Thomas Jefferson

Thomas Jefferson (April 13 [O.S. April 2] 1743 – July 4, 1826) was an American Founding Father, the principal author of the Declaration of Independence (1776), and the third President of the United States (1801–1809). He was a ardent proponent of democracy and embraced the principles of republicanism and the rights of the individual with worldwide influence. At the beginning of the American Revolution, he served in the Continental Congress, representing Virginia, and then served as a wartime Governor of Virginia (1779–1781). In May 1785, he became the United States Minister to France and later the first United States Secretary of State (1790–1793) serving under President George Washington. In opposition to Alexander Hamilton's Federalism, Jefferson and his close friend, James Madison, organized the Democratic-Republican Party, and later resigned from Washington's cabinet. Elected Vice President in 1796 in the administration of John Adams, Jefferson opposed Adams, and with Madison secretly wrote the Kentucky and Virginia Resolutions, which attempted to nullify the Alien and Sedition Acts.

Elected president in what Jefferson called the "Revolution of 1800", he oversaw acquisition of the vast Louisiana Territory from France (1803), and sent out the Lewis and Clark Expedition (1804–1806), and later three others, to explore the new west. Jefferson doubled the size of the United States during his presidency. His second term was beset with troubles at home, such as the failed treason trial of his former Vice President Aaron Burr. When Britain threatened American shipping challenging U.S. neutrality during its war with Napoleon, he tried economic warfare with his embargo laws, which only impeded American foreign trade. In 1803, President Jefferson initiated a process of Indian tribal removal to the Louisiana Territory west of the Mississippi River, having opened lands for eventual American settlers. In 1807 Jefferson drafted and signed into law a bill that banned slave importation into the United States.

A leader in the Enlightenment, Jefferson was a polymath in the arts, sciences, and politics. Considered an important architect in the classical tradition, he designed his home Monticello and other notable buildings. Jefferson was keenly interested in science, invention, architecture, religion, and philosophy; he was an active member and eventual president of the American Philosophical Society. He was conversant in French, Greek, Italian, Latin, and Spanish, and studied other languages and linguistics, interests which led him to found the University of Virginia after his presidency. Although not a notable orator, Jefferson was a skilled writer and corresponded with many influential people in America and Europe throughout his adult life.
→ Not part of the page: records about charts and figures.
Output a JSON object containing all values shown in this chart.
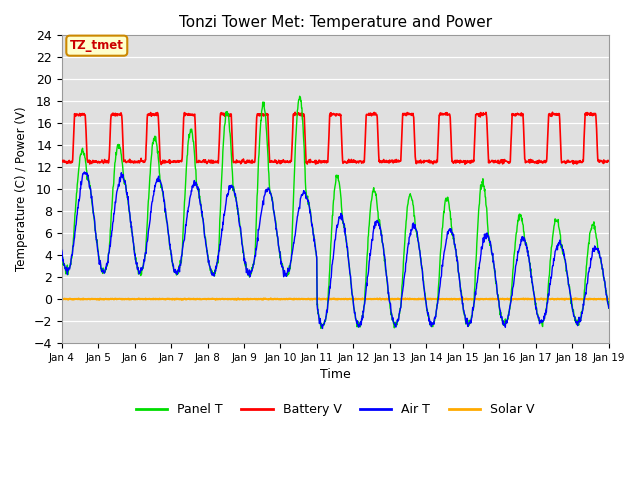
{
  "title": "Tonzi Tower Met: Temperature and Power",
  "xlabel": "Time",
  "ylabel": "Temperature (C) / Power (V)",
  "ylim": [
    -4,
    24
  ],
  "yticks": [
    -4,
    -2,
    0,
    2,
    4,
    6,
    8,
    10,
    12,
    14,
    16,
    18,
    20,
    22,
    24
  ],
  "xtick_labels": [
    "Jan 4",
    "Jan 5",
    "Jan 6",
    "Jan 7",
    "Jan 8",
    "Jan 9",
    "Jan 10",
    "Jan 11",
    "Jan 12",
    "Jan 13",
    "Jan 14",
    "Jan 15",
    "Jan 16",
    "Jan 17",
    "Jan 18",
    "Jan 19"
  ],
  "legend_labels": [
    "Panel T",
    "Battery V",
    "Air T",
    "Solar V"
  ],
  "legend_colors": [
    "#00dd00",
    "#ff0000",
    "#0000ff",
    "#ffaa00"
  ],
  "annotation_text": "TZ_tmet",
  "annotation_bg": "#ffffcc",
  "annotation_border": "#cc8800",
  "bg_color": "#e0e0e0",
  "panel_color": "#00dd00",
  "battery_color": "#ff0000",
  "air_color": "#0000ff",
  "solar_color": "#ffaa00"
}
As long as he lived, Jefferson expressed opposition to slavery, yet he owned hundreds of slaves and freed only a few of them. Historians generally believe that after the death of his wife Jefferson had a long-term relationship with his slave, Sally Hemings, and fathered some or all of her children, while others note that all evidence is circumstantial and also points to a fair number of other potential fathers. Although criticized by many present-day scholars over the issues of racism and slavery, Jefferson is consistently rated as one of the greatest U.S. presidents.